Bolshevik Land Reforms

famine


Land reform was very important to the Bolsheviks. Support from the peasants was needed if the fragile Bolshevik government was going to survive – hence why they agreed that they would hand over control of the land to the peasants in the form of state collective farms. The Provisional Government had failed to do address the land issue and what the Bolsheviks offered to the peasants, while not completely acceptable, was better than having no input on what land could be used for. The peasants wanted land divided up into millions of small holdings while the Bolsheviks put their faith in collective farms worked on by the peasants on behalf of the people.

 

By the time of the Russian Revolution more than 80% of Russia’s population lived on the land. Equipment was still medieval and inefficient as horse-pulled ploughs were commonly used. The amount of crops produced barely covered what was needed by the families producing it in the countryside let alone produce the food that was required by those in the cities. Crop failure was common and it is estimated that 50% of the peasants in Russia lived below the subsistence level.

 

Lenin knew that if the Bolshevik Revolution was going to succeed he needed to do a number of things.

 

 

1.    Win over the peasants by offering them the land that the Provisional Government had failed to do. While land was not exactly handed over to the peasants, land reform meant that those who worked on the land after the Bolshevik Revolution had a much greater input into the way that land was farmed. The state collective farms may not have been ideal for the peasants but they were better than what had existed before.

 

 

2.    Make sure that the workers in the cities had enough food to eat to ensure that the factories could be kept working.

 

 

3.    Lenin knew that he had to offer a great deal of many things to both workers and peasants if the Bolshevik Revolution was to embed itself in Russia.

 

 

In November 1917, the Bolsheviks issued a land decree, which was one of over 190 decrees issued in the first six months of the Bolshevik government’s existence. This decree stated that:

 

·         There could be no private ownership of land.

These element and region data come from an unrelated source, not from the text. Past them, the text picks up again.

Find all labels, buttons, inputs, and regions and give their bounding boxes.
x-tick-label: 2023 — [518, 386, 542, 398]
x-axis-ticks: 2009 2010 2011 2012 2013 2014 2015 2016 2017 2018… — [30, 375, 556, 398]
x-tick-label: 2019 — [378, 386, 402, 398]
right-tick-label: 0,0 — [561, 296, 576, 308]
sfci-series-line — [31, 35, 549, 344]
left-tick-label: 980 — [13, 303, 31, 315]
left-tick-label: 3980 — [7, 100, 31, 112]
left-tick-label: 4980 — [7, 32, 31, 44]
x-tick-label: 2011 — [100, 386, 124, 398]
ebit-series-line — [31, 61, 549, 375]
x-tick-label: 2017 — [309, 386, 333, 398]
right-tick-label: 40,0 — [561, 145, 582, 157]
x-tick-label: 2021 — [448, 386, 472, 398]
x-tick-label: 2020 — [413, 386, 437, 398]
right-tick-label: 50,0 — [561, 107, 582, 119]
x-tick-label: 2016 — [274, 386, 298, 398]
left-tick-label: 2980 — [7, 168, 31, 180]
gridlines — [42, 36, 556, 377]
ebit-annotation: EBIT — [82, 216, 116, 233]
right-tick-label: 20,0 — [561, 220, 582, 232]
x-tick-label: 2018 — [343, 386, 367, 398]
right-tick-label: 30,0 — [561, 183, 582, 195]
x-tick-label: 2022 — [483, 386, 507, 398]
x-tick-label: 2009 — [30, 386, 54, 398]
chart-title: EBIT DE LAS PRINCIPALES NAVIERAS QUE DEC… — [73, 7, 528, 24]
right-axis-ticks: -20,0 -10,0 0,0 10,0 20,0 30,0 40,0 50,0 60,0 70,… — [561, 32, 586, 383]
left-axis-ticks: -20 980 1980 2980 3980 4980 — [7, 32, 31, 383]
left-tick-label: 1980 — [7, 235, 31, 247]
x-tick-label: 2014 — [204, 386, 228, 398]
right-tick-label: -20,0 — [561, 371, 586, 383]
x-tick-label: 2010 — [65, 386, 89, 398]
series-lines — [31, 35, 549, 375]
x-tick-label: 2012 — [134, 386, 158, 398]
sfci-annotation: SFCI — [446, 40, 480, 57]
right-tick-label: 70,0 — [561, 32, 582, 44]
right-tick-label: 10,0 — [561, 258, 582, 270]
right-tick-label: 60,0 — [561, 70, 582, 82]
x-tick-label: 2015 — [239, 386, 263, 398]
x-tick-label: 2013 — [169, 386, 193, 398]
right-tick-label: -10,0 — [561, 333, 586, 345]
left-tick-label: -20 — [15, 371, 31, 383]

·         Land could not be sold, leased or mortgaged.

·         All privately owned land was to be confiscated by the government with no compensation paid. This included monastic land, land owned by the Romanovs, land owned by the nobility, land owned by government ministers who were not nobles, private estates and church land. All of this land was “to be placed at the disposition of the workers who cultivate them”.

 

Confiscated land was handed over the land committees and district soviets. They stated that land could only be worked on by the people who physically worked on that land. They were not allowed to hire out labour. In 1921 an unknown person – presumably someone from a landed family – wrote:

 

“December 23rd: Maria received a telegram from the Second Estate. It is the same there as in the First Estate: the peasants have taken over the land, the livestock, the house etc. I received a letter from Mary. The peasants came to her father with a copy of the new decrees, which say that the land must at once be divided up among them, and quite politely asked him to divide it up for them, as they knew he would do it best.”

 

One thing that the land reforms did highlight was the disparity that was found among the peasants in terms of who was successful and who was not. Those who for whatever reason had been successful – in comparative terms – were seen by the majority of other peasants as being not better than the land owners who had charged high rents for frequently poor land. Even ‘Izvestia’, the Bolshevik newspaper, commented about gangs of poor peasants breaking into the seed banks of successful peasants and taking the grain they wanted. This frequently led to fights and even deaths. It was, of course, a mutual dislike between the two groups that Stalin was to play on during collectivisation.